こんな遅く佐伯くんからメールが届くことが初めてだったので驚きを感じながら開いた。
“今から会えるか?”
たったそれだけのメール。
なんだろう?悩みでもあるのかな?
心配になり私はすぐに打ち込み返信ボタンをした。
“いいよ、どこで待ち合わせしよっか?”
返信が来るまで部屋着から洋服に着替えようと思い、床に散らばっている洋服中から適当に引っ張り出して袖を通したところ、メールが帰ってきた。
“浜辺でもいいか?”
こんな遅くにわざわざ浜辺まで行くのは面倒くさいが背に腹は代えられない。
仕方がない、行こう。
“わかった、すぐに向かうね。”
両親にバレないようにこっそりと玄関をでて走って浜辺へ向かった。
近くに自販機があったのであったかいコーヒーと、ココアを購入し浜辺へと降りた。
少し恐怖心が湧いている私は足早に佐伯くんを探した。
しばらく歩くと人影が見えたのでその人物めがけて駆け足で向かった。
私に気が付きすぐに声がかけられた。
「ごめんな。こんな遅くに呼び出して。」
「ううん、何かあったの?」
「オマエの顔どうしても見たくなって。」
「あ、なんだ。どうせまたバイトで会うのに。」
街頭が浜辺を照らしてるが、ほんのり薄暗い。こんな場所じゃ私の顔なんて見えない。
きっと佐伯くんはなにか、とてつもない悩みを抱えてるのだと勝手ながら察することにした。
「佐伯くん、温かいうちにどうぞ。」
さっき購入しておいたコーヒーを佐伯くんへ渡すとお礼述べ、すぐに缶へ口をつけた。
「うおっ甘っ。これココアじゃん」
「ご、ごめん。同じ缶の形だったから間違っちゃった。」
「お前、ココアなんか飲むんだ。」
「ふふっ、最近ね、幼馴染と最強のココアを作ろうって研究してるんだ。」
「………へぇ…。」
「こっちがコーヒーだよ。どうぞ。」
佐伯くんにコーヒーを差し出したけれど、一向に受け取ってくれない。
突然の沈黙。
恐ろしい化け物のような波の音だけがあたりに響く。
「初恋は実らない…か。」
佐伯くんが何かを発したけれど波の音で消されて私の耳には届かなかった。
「悪い、ココア滑らせて落とした。」
「気にしないで。」
佐伯くんは私の手からコーヒーを取るとプルタブを開け一口飲んだと思うと私に返してきた。
「一緒に飲もうぜ。」
「うーん、口がココアになってたから今はいいや。」
「……あっそ。」
波の音で怖くなっている私はまた佐伯くんが何も話さなくなると困るので最近の学校の話を聞いたり話したりするけれどなんだかやっぱり元気がない。

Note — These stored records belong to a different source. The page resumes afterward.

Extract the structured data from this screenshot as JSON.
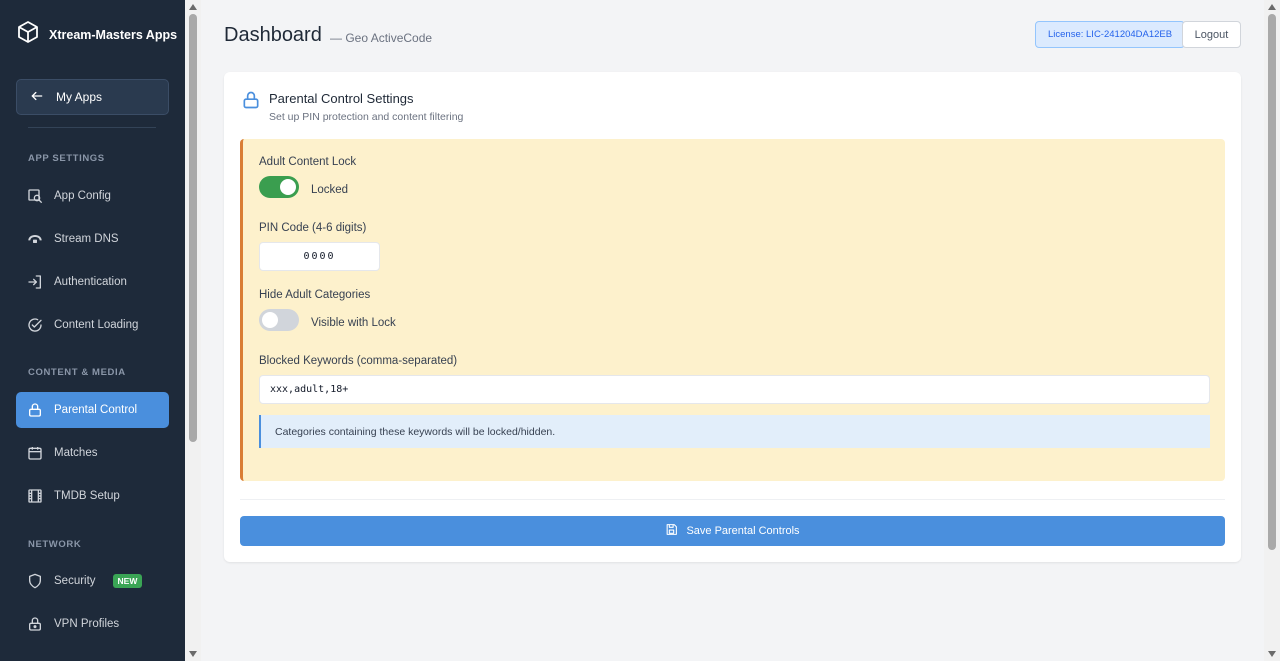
{
  "brand": {
    "name": "Xtream-Masters Apps"
  },
  "sidebar": {
    "back_label": "My Apps",
    "sections": {
      "app_settings": "APP SETTINGS",
      "content_media": "CONTENT & MEDIA",
      "network": "NETWORK"
    },
    "items": [
      {
        "label": "App Config",
        "icon": "search-window-icon"
      },
      {
        "label": "Stream DNS",
        "icon": "cloud-icon"
      },
      {
        "label": "Authentication",
        "icon": "sign-in-icon"
      },
      {
        "label": "Content Loading",
        "icon": "check-circle-icon"
      },
      {
        "label": "Parental Control",
        "icon": "lock-icon",
        "active": true
      },
      {
        "label": "Matches",
        "icon": "calendar-icon"
      },
      {
        "label": "TMDB Setup",
        "icon": "film-icon"
      },
      {
        "label": "Security",
        "icon": "shield-icon",
        "badge": "NEW"
      },
      {
        "label": "VPN Profiles",
        "icon": "lock-icon"
      }
    ]
  },
  "header": {
    "title": "Dashboard",
    "subtitle": "— Geo ActiveCode",
    "license": "License: LIC-241204DA12EB",
    "logout": "Logout"
  },
  "card": {
    "title": "Parental Control Settings",
    "description": "Set up PIN protection and content filtering",
    "adult_lock": {
      "label": "Adult Content Lock",
      "status": "Locked",
      "on": true
    },
    "pin": {
      "label": "PIN Code (4-6 digits)",
      "value": "0000"
    },
    "hide_adult": {
      "label": "Hide Adult Categories",
      "status": "Visible with Lock",
      "on": false
    },
    "keywords": {
      "label": "Blocked Keywords (comma-separated)",
      "value": "xxx,adult,18+"
    },
    "info": "Categories containing these keywords will be locked/hidden.",
    "save_label": "Save Parental Controls"
  },
  "colors": {
    "sidebar_bg": "#1e2a3a",
    "accent": "#4a8fdd",
    "toggle_on": "#3a9e4f",
    "panel_bg": "#fdf1cc",
    "panel_border": "#d97d35",
    "badge_new": "#3aa555"
  }
}
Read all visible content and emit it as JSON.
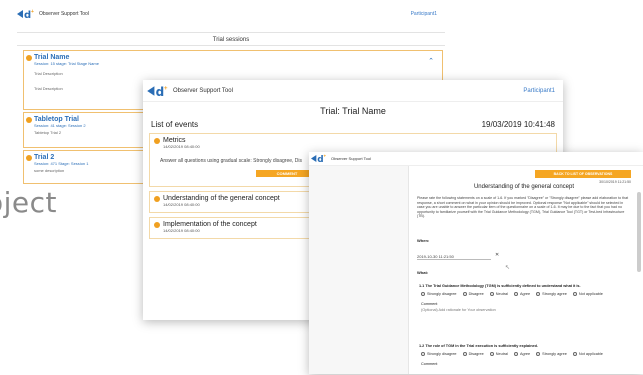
{
  "background_text": "oject",
  "app": {
    "title": "Observer Support Tool",
    "participant": "Participant1"
  },
  "window1": {
    "header_title": "Trial sessions",
    "sessions": [
      {
        "name": "Trial Name",
        "meta": "Session: 15 stage: Trial Stage Name",
        "desc": "Trial Description",
        "desc2": "Trial Description"
      },
      {
        "name": "Tabletop Trial",
        "meta": "Session: 41 stage: Session 2",
        "desc": "Tabletop Trial 2"
      },
      {
        "name": "Trial 2",
        "meta": "Session: 471 Stage: Session 1",
        "desc": "some description"
      }
    ]
  },
  "window2": {
    "title": "Trial: Trial Name",
    "list_label": "List of events",
    "datetime": "19/03/2019 10:41:48",
    "events": [
      {
        "name": "Metrics",
        "date": "14/02/2019 08:40:00",
        "instruction": "Answer all questions using gradual scale: Strongly disagree, Dis",
        "button": "COMMENT"
      },
      {
        "name": "Understanding of the general concept",
        "date": "14/02/2019 08:40:00"
      },
      {
        "name": "Implementation of the concept",
        "date": "14/02/2019 08:40:00"
      }
    ]
  },
  "window3": {
    "back_button": "BACK TO LIST OF OBSERVATIONS",
    "date": "30/10/2019 11:21:50",
    "heading": "Understanding of the general concept",
    "paragraph": "Please rate the following statements on a scale of 1-6. If you marked \"Disagree\" or \"Strongly disagree\" please add elaboration to that response, a short comment on what in your opinion should be improved. Optional response \"Not applicable\" should be selected in case you are unable to answer the particular item of the questionnaire on a scale of 1-6. It may be due to the fact that you had no opportunity to familiarize yourself with the Trial Guidance Methodology (TGM), Trial Guidance Tool (TGT) or Test-bed Infrastructure (TB).",
    "when_label": "When:",
    "when_value": "2019-10-30 11:21:50",
    "what_label": "What:",
    "questions": [
      {
        "text": "1.1 The Trial Guidance Methodology (TGM) is sufficiently defined to understand what it is.",
        "comment_label": "Comment",
        "comment_placeholder": "(Optional) Add rationale for Your observation"
      },
      {
        "text": "1.2 The role of TGM in the Trial execution is sufficiently explained.",
        "comment_label": "Comment"
      }
    ],
    "options": [
      "Strongly disagree",
      "Disagree",
      "Neutral",
      "Agree",
      "Strongly agree",
      "Not applicable"
    ]
  }
}
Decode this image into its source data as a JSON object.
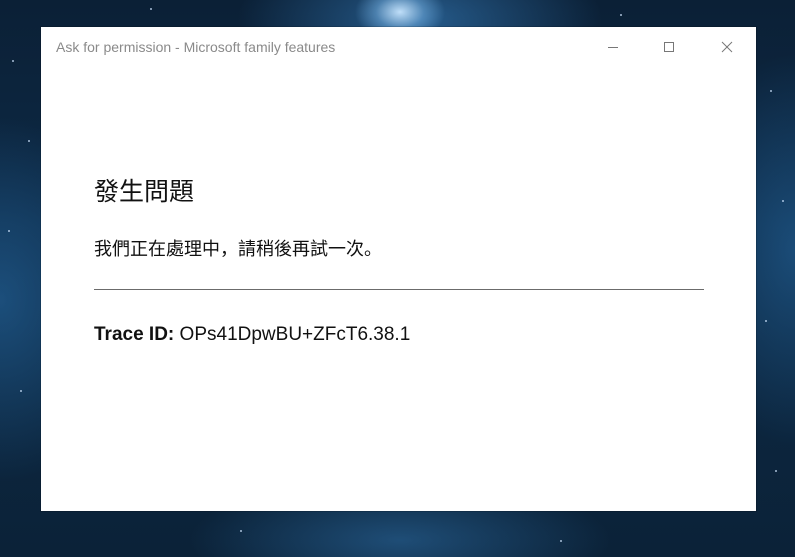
{
  "window": {
    "title": "Ask for permission - Microsoft family features",
    "controls": {
      "minimize_icon": "minimize-icon",
      "maximize_icon": "maximize-icon",
      "close_icon": "close-icon"
    }
  },
  "error": {
    "heading": "發生問題",
    "message": "我們正在處理中，請稍後再試一次。",
    "trace_label": "Trace ID:",
    "trace_value": "OPs41DpwBU+ZFcT6.38.1"
  },
  "colors": {
    "window_bg": "#ffffff",
    "title_text": "#8a8a8a",
    "body_text": "#111111",
    "divider": "#6b6b6b"
  }
}
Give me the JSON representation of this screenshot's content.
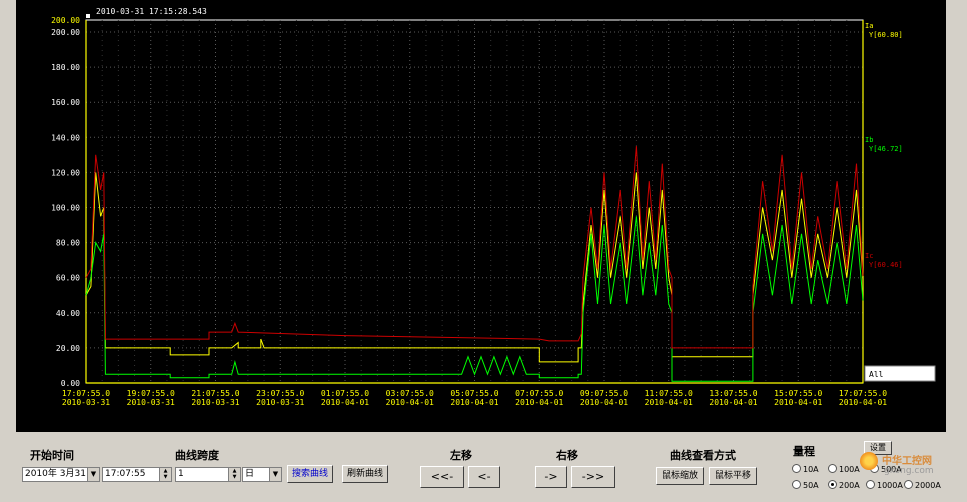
{
  "chart_data": {
    "type": "line",
    "timestamp": "2010-03-31 17:15:28.543",
    "y_ticks": [
      "200.00",
      "180.00",
      "160.00",
      "140.00",
      "120.00",
      "100.00",
      "80.00",
      "60.00",
      "40.00",
      "20.00",
      "0.00"
    ],
    "y_top_label": "200.00",
    "ylim": [
      0,
      200
    ],
    "x_ticks": [
      {
        "time": "17:07:55.0",
        "date": "2010-03-31"
      },
      {
        "time": "19:07:55.0",
        "date": "2010-03-31"
      },
      {
        "time": "21:07:55.0",
        "date": "2010-03-31"
      },
      {
        "time": "23:07:55.0",
        "date": "2010-03-31"
      },
      {
        "time": "01:07:55.0",
        "date": "2010-04-01"
      },
      {
        "time": "03:07:55.0",
        "date": "2010-04-01"
      },
      {
        "time": "05:07:55.0",
        "date": "2010-04-01"
      },
      {
        "time": "07:07:55.0",
        "date": "2010-04-01"
      },
      {
        "time": "09:07:55.0",
        "date": "2010-04-01"
      },
      {
        "time": "11:07:55.0",
        "date": "2010-04-01"
      },
      {
        "time": "13:07:55.0",
        "date": "2010-04-01"
      },
      {
        "time": "15:07:55.0",
        "date": "2010-04-01"
      },
      {
        "time": "17:07:55.0",
        "date": "2010-04-01"
      }
    ],
    "x_hours": [
      0,
      2,
      4,
      6,
      8,
      10,
      12,
      14,
      16,
      18,
      20,
      22,
      24
    ],
    "grid": true,
    "series": [
      {
        "name": "Ia",
        "value_label": "Y[60.80]",
        "color": "#ffff00",
        "points": [
          [
            0,
            50
          ],
          [
            0.15,
            55
          ],
          [
            0.3,
            120
          ],
          [
            0.45,
            95
          ],
          [
            0.55,
            100
          ],
          [
            0.6,
            20
          ],
          [
            2.6,
            20
          ],
          [
            2.6,
            16
          ],
          [
            3.8,
            16
          ],
          [
            3.8,
            20
          ],
          [
            4.5,
            20
          ],
          [
            4.7,
            23
          ],
          [
            4.7,
            20
          ],
          [
            5.4,
            20
          ],
          [
            5.4,
            25
          ],
          [
            5.5,
            20
          ],
          [
            8,
            20
          ],
          [
            14,
            20
          ],
          [
            14,
            12
          ],
          [
            15.2,
            12
          ],
          [
            15.2,
            20
          ],
          [
            15.3,
            20
          ],
          [
            15.35,
            45
          ],
          [
            15.6,
            90
          ],
          [
            15.8,
            60
          ],
          [
            16,
            110
          ],
          [
            16.2,
            60
          ],
          [
            16.5,
            95
          ],
          [
            16.7,
            60
          ],
          [
            17,
            120
          ],
          [
            17.2,
            65
          ],
          [
            17.4,
            100
          ],
          [
            17.6,
            65
          ],
          [
            17.8,
            110
          ],
          [
            18,
            60
          ],
          [
            18.1,
            50
          ],
          [
            18.1,
            15
          ],
          [
            20.6,
            15
          ],
          [
            20.6,
            50
          ],
          [
            20.9,
            100
          ],
          [
            21.2,
            70
          ],
          [
            21.5,
            110
          ],
          [
            21.8,
            60
          ],
          [
            22.1,
            105
          ],
          [
            22.4,
            60
          ],
          [
            22.6,
            85
          ],
          [
            22.9,
            60
          ],
          [
            23.2,
            100
          ],
          [
            23.5,
            60
          ],
          [
            23.8,
            110
          ],
          [
            24,
            60
          ]
        ]
      },
      {
        "name": "Ib",
        "value_label": "Y[46.72]",
        "color": "#00ff00",
        "points": [
          [
            0,
            50
          ],
          [
            0.15,
            60
          ],
          [
            0.3,
            80
          ],
          [
            0.45,
            75
          ],
          [
            0.55,
            85
          ],
          [
            0.6,
            5
          ],
          [
            2.6,
            5
          ],
          [
            2.6,
            3
          ],
          [
            3.8,
            3
          ],
          [
            3.8,
            5
          ],
          [
            4.5,
            5
          ],
          [
            4.6,
            12
          ],
          [
            4.7,
            5
          ],
          [
            8,
            5
          ],
          [
            11.6,
            5
          ],
          [
            11.8,
            15
          ],
          [
            12,
            5
          ],
          [
            12.2,
            15
          ],
          [
            12.4,
            5
          ],
          [
            12.6,
            15
          ],
          [
            12.8,
            5
          ],
          [
            13,
            15
          ],
          [
            13.2,
            5
          ],
          [
            13.4,
            15
          ],
          [
            13.6,
            5
          ],
          [
            14,
            5
          ],
          [
            14,
            3
          ],
          [
            15.2,
            3
          ],
          [
            15.2,
            5
          ],
          [
            15.3,
            5
          ],
          [
            15.35,
            40
          ],
          [
            15.6,
            85
          ],
          [
            15.8,
            45
          ],
          [
            16,
            90
          ],
          [
            16.2,
            45
          ],
          [
            16.5,
            80
          ],
          [
            16.7,
            45
          ],
          [
            17,
            95
          ],
          [
            17.2,
            50
          ],
          [
            17.4,
            80
          ],
          [
            17.6,
            50
          ],
          [
            17.8,
            90
          ],
          [
            18,
            45
          ],
          [
            18.1,
            40
          ],
          [
            18.1,
            1
          ],
          [
            20.6,
            1
          ],
          [
            20.6,
            40
          ],
          [
            20.9,
            85
          ],
          [
            21.2,
            50
          ],
          [
            21.5,
            90
          ],
          [
            21.8,
            45
          ],
          [
            22.1,
            85
          ],
          [
            22.4,
            45
          ],
          [
            22.6,
            70
          ],
          [
            22.9,
            45
          ],
          [
            23.2,
            80
          ],
          [
            23.5,
            45
          ],
          [
            23.8,
            90
          ],
          [
            24,
            47
          ]
        ]
      },
      {
        "name": "Ic",
        "value_label": "Y[60.46]",
        "color": "#cc0000",
        "points": [
          [
            0,
            60
          ],
          [
            0.15,
            65
          ],
          [
            0.3,
            130
          ],
          [
            0.45,
            110
          ],
          [
            0.55,
            120
          ],
          [
            0.6,
            25
          ],
          [
            3.8,
            25
          ],
          [
            3.8,
            29
          ],
          [
            4.5,
            29
          ],
          [
            4.6,
            34
          ],
          [
            4.7,
            29
          ],
          [
            8,
            27
          ],
          [
            14,
            25
          ],
          [
            14.3,
            24
          ],
          [
            15.2,
            24
          ],
          [
            15.3,
            28
          ],
          [
            15.35,
            60
          ],
          [
            15.6,
            100
          ],
          [
            15.8,
            65
          ],
          [
            16,
            120
          ],
          [
            16.2,
            65
          ],
          [
            16.5,
            110
          ],
          [
            16.7,
            65
          ],
          [
            17,
            135
          ],
          [
            17.2,
            70
          ],
          [
            17.4,
            115
          ],
          [
            17.6,
            70
          ],
          [
            17.8,
            125
          ],
          [
            18,
            65
          ],
          [
            18.1,
            60
          ],
          [
            18.1,
            20
          ],
          [
            20.6,
            20
          ],
          [
            20.6,
            55
          ],
          [
            20.9,
            115
          ],
          [
            21.2,
            75
          ],
          [
            21.5,
            130
          ],
          [
            21.8,
            65
          ],
          [
            22.1,
            120
          ],
          [
            22.4,
            65
          ],
          [
            22.6,
            95
          ],
          [
            22.9,
            65
          ],
          [
            23.2,
            115
          ],
          [
            23.5,
            65
          ],
          [
            23.8,
            125
          ],
          [
            24,
            61
          ]
        ]
      }
    ],
    "legend_box": "All"
  },
  "controls": {
    "start_time_label": "开始时间",
    "start_date": "2010年  3月31日",
    "start_time": "17:07:55",
    "span_label": "曲线跨度",
    "span_value": "1",
    "span_unit": "日",
    "search_button": "搜索曲线",
    "refresh_button": "刷新曲线",
    "left_label": "左移",
    "left_big": "<<-",
    "left_small": "<-",
    "right_label": "右移",
    "right_small": "->",
    "right_big": "->>",
    "view_label": "曲线查看方式",
    "zoom_button": "鼠标缩放",
    "pan_button": "鼠标平移",
    "range_label": "量程",
    "settings_button": "设置",
    "ranges": [
      {
        "label": "10A",
        "selected": false
      },
      {
        "label": "100A",
        "selected": false
      },
      {
        "label": "500A",
        "selected": false
      },
      {
        "label": "50A",
        "selected": false
      },
      {
        "label": "200A",
        "selected": true
      },
      {
        "label": "1000A",
        "selected": false
      },
      {
        "label": "2000A",
        "selected": false
      }
    ]
  },
  "watermark": {
    "line1": "中华工控网",
    "line2": "gkong.com"
  }
}
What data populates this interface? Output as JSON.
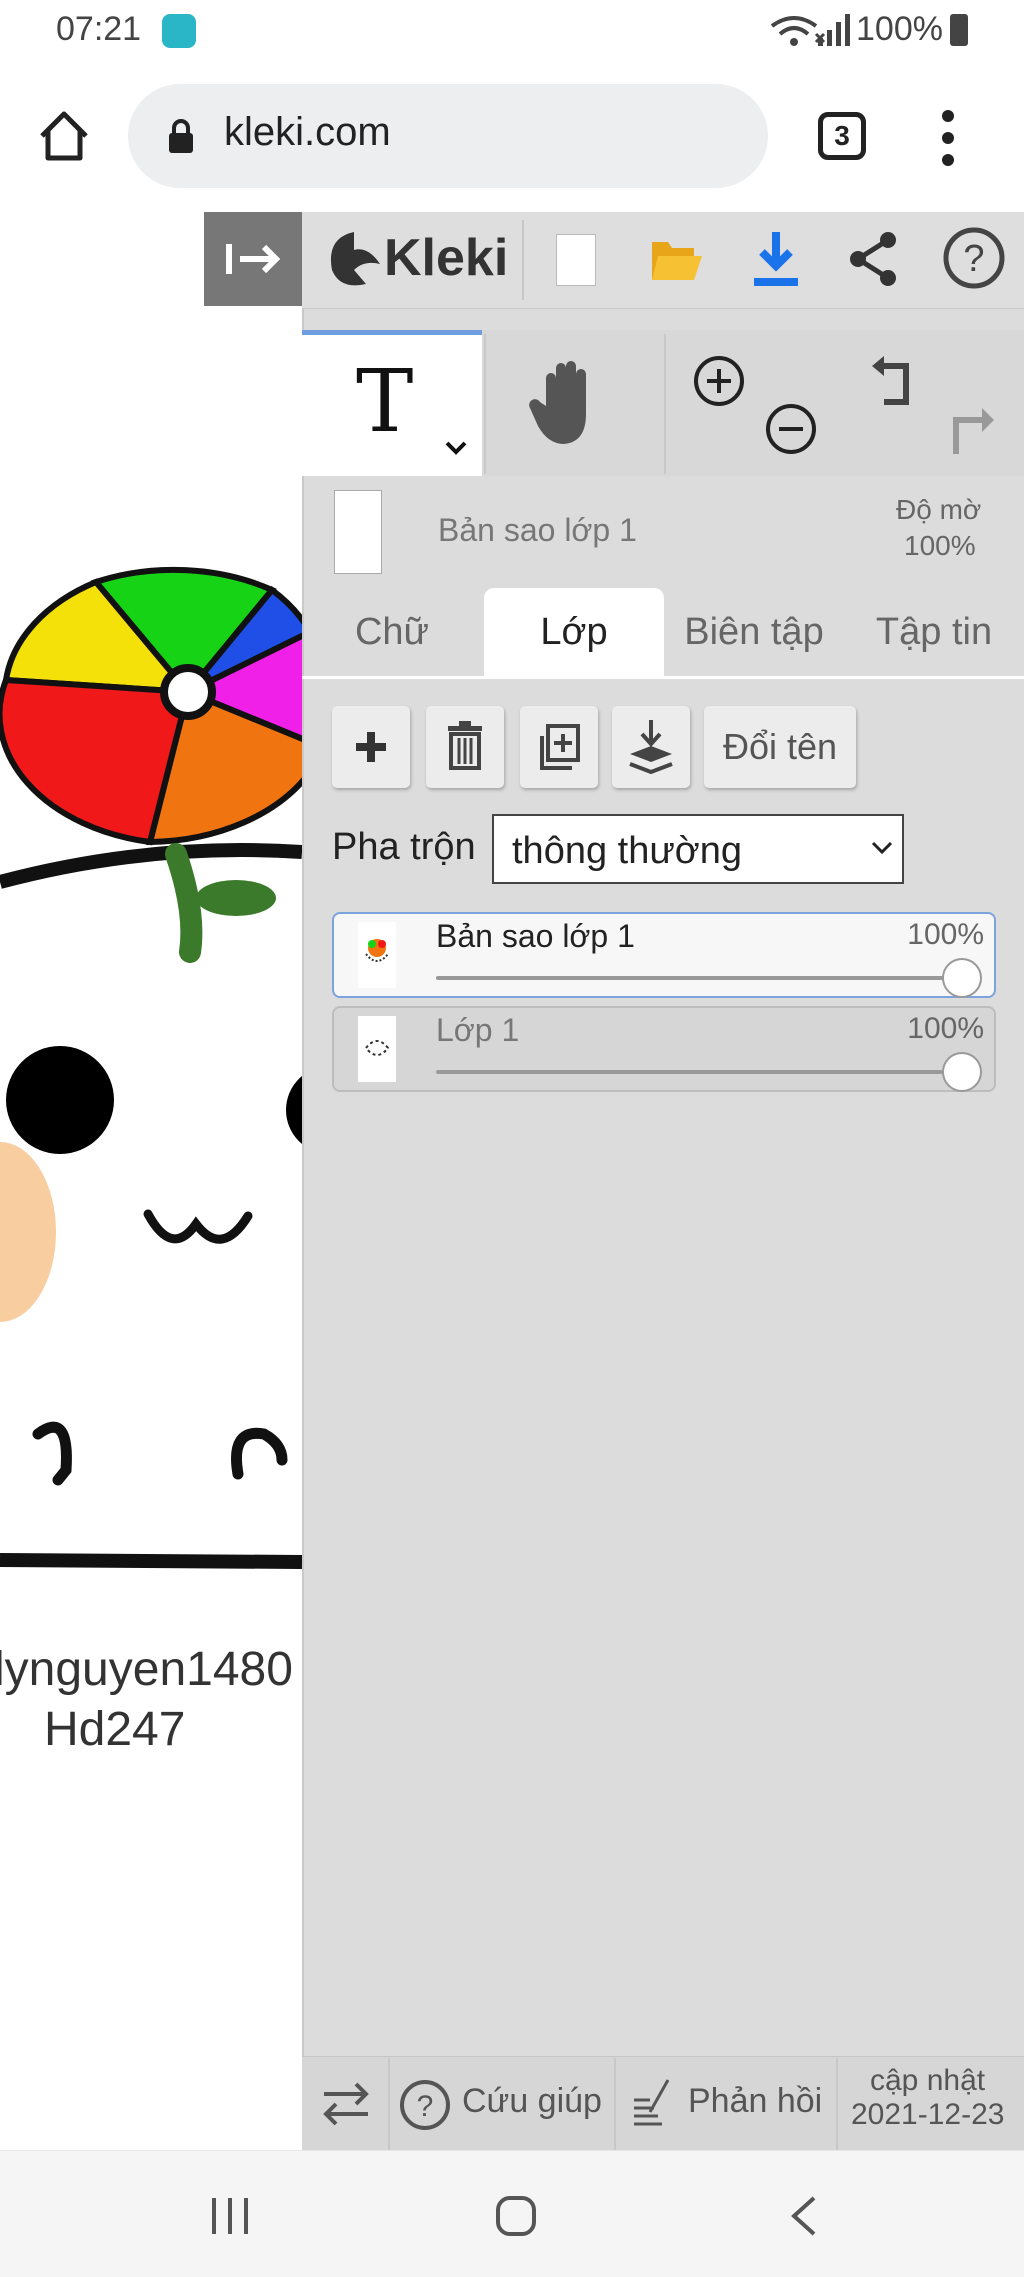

「佐伯くん、なにか悩みでもあるの?なんか口数少ないね。」
「……いや、考え事してた。呼び出して悪かったな。時間も時間だし送るよ。」
ポケットに入っている携帯の震えに気が付き一度話を中断してディスプレイを見ると幼馴染の名前だった。
「ごめんね、佐伯くん。ちょっと電話にでてくるね。」
幼馴染は波の音で海の近くにいるとすぐに気がついてくれた。「それなら泊まっていけよ。」と言ってくれ、もちろん即答で返事をした。毎日会っているのにまた会えることが嬉しくて笑顔になってしまう。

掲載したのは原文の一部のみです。